Modified citrus pectin ameliorates methotrexate-induced hepatic and pulmonary toxicity: role of Nrf2, galectin-3/TLR-4/NF-κB/TNF-α and TGF-β signaling pathways

Introduction Methotrexate (MTX) is a frequently utilized anti-inflammatory and anticancer agent. Its potential liver and lung toxicity often limits its clinical effectiveness. We conducted this study to demonstrate the possible protective impacts of a natural galectin-3 (Gal-3) inhibitor, modified citrus pectin (MCP), against MTX-induced liver and lung toxicity and verify the potential signaling pathways of these suggested effects. In vitro , the cytotoxicity of MCP and its modulatory effect on MTX cytotoxic efficacy were assessed. Methods Four groups of rats were used: control, MTX (40 mg/kg, single intraperitoneal injection on day 9), MTX + MCP (200 mg/kg/day, orally, for 2 weeks), and MCP alone. MCF7, Nalm6, and JEG3 cell lines were used for the in vitro cytotoxicity assay. Results MCP counteracted liver and lung toxicity evidenced by ameliorating the markers of liver and lung functions. Moreover, MCP minimized oxidative stress elicited by MTX in lung and liver tissues, as indicated by reduced malondialdehyde levels, elevated levels of reduced glutathione, increased superoxide dismutase activity, and upregulated Nrf2 protein expression. In hepatic and pulmonary tissues, MCP downregulated the inflammatory signaling pathway, Gal-3/TLR-4/NF-κB/TNF-α. MCP pretreatment decreased TGF-β, collagen content, and cleaved caspase-3 levels. MCP enhanced the cytotoxicity of MTX in Nalm6 and JEG3 and did not interfere with its cytotoxicity in the MCF7 cell lines.
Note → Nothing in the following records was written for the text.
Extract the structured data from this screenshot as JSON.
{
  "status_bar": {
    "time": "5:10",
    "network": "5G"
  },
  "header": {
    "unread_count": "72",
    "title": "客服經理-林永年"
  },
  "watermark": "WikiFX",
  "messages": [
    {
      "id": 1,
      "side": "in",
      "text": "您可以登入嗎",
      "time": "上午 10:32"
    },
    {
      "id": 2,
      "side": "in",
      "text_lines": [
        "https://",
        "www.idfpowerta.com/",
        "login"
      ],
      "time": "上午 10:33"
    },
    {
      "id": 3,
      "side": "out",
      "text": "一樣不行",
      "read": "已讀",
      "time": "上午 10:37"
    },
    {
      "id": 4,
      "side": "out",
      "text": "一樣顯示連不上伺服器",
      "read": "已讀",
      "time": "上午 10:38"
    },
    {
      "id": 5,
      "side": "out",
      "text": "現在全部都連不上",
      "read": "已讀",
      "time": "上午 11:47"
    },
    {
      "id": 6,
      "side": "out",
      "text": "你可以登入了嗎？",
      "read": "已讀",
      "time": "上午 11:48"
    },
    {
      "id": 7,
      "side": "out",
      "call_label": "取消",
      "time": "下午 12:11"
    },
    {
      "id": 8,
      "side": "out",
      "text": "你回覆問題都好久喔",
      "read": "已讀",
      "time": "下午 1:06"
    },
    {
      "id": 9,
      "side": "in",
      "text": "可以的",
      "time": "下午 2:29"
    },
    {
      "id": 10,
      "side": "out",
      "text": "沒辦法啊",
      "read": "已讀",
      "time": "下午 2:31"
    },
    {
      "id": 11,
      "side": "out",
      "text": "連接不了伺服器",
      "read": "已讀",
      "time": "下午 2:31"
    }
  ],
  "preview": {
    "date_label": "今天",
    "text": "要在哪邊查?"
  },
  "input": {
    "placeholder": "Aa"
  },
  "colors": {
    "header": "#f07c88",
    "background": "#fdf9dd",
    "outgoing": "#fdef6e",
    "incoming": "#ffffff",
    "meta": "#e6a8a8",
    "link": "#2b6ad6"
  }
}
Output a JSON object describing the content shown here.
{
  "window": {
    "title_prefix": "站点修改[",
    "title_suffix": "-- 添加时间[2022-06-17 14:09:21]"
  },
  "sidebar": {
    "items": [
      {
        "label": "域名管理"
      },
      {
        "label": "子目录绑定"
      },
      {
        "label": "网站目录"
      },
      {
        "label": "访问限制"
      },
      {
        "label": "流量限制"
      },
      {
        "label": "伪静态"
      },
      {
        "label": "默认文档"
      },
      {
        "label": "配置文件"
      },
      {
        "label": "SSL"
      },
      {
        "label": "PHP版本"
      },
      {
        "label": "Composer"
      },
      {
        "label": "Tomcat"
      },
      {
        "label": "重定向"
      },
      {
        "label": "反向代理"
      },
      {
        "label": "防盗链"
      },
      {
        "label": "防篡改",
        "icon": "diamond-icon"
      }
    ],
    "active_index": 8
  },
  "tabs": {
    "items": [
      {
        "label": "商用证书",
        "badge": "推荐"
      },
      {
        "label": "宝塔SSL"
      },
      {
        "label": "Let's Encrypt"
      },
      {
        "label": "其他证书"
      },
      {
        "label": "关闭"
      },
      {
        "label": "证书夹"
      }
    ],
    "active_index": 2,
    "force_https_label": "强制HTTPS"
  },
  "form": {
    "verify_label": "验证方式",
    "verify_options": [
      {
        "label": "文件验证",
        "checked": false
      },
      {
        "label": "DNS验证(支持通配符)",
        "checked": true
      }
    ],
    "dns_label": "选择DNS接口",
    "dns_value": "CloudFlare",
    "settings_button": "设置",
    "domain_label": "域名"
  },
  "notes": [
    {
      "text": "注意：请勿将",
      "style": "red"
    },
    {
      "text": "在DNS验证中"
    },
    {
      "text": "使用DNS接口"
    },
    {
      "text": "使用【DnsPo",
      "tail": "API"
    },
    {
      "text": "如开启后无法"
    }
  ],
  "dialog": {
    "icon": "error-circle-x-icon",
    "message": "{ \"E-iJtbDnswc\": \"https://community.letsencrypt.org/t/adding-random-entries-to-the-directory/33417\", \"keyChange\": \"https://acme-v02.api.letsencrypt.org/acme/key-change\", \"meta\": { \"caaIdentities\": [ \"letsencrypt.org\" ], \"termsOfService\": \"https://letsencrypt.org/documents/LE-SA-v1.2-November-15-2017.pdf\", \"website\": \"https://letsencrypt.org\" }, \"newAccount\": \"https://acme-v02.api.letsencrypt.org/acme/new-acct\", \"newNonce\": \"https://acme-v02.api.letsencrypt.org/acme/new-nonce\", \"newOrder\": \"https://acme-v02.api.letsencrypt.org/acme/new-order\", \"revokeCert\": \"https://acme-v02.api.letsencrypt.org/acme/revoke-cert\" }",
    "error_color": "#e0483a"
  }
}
Discussion MCP attenuated MTX-induced liver and lung toxicity through antioxidant, anti-fibrotic, anti-inflammatory, and anti-apoptotic influences, as demonstrated by the improved histopathological changes induced by MTX in pulmonary and hepatic tissues. Moreover, it increased MTX cytotoxicity in different human cell lines.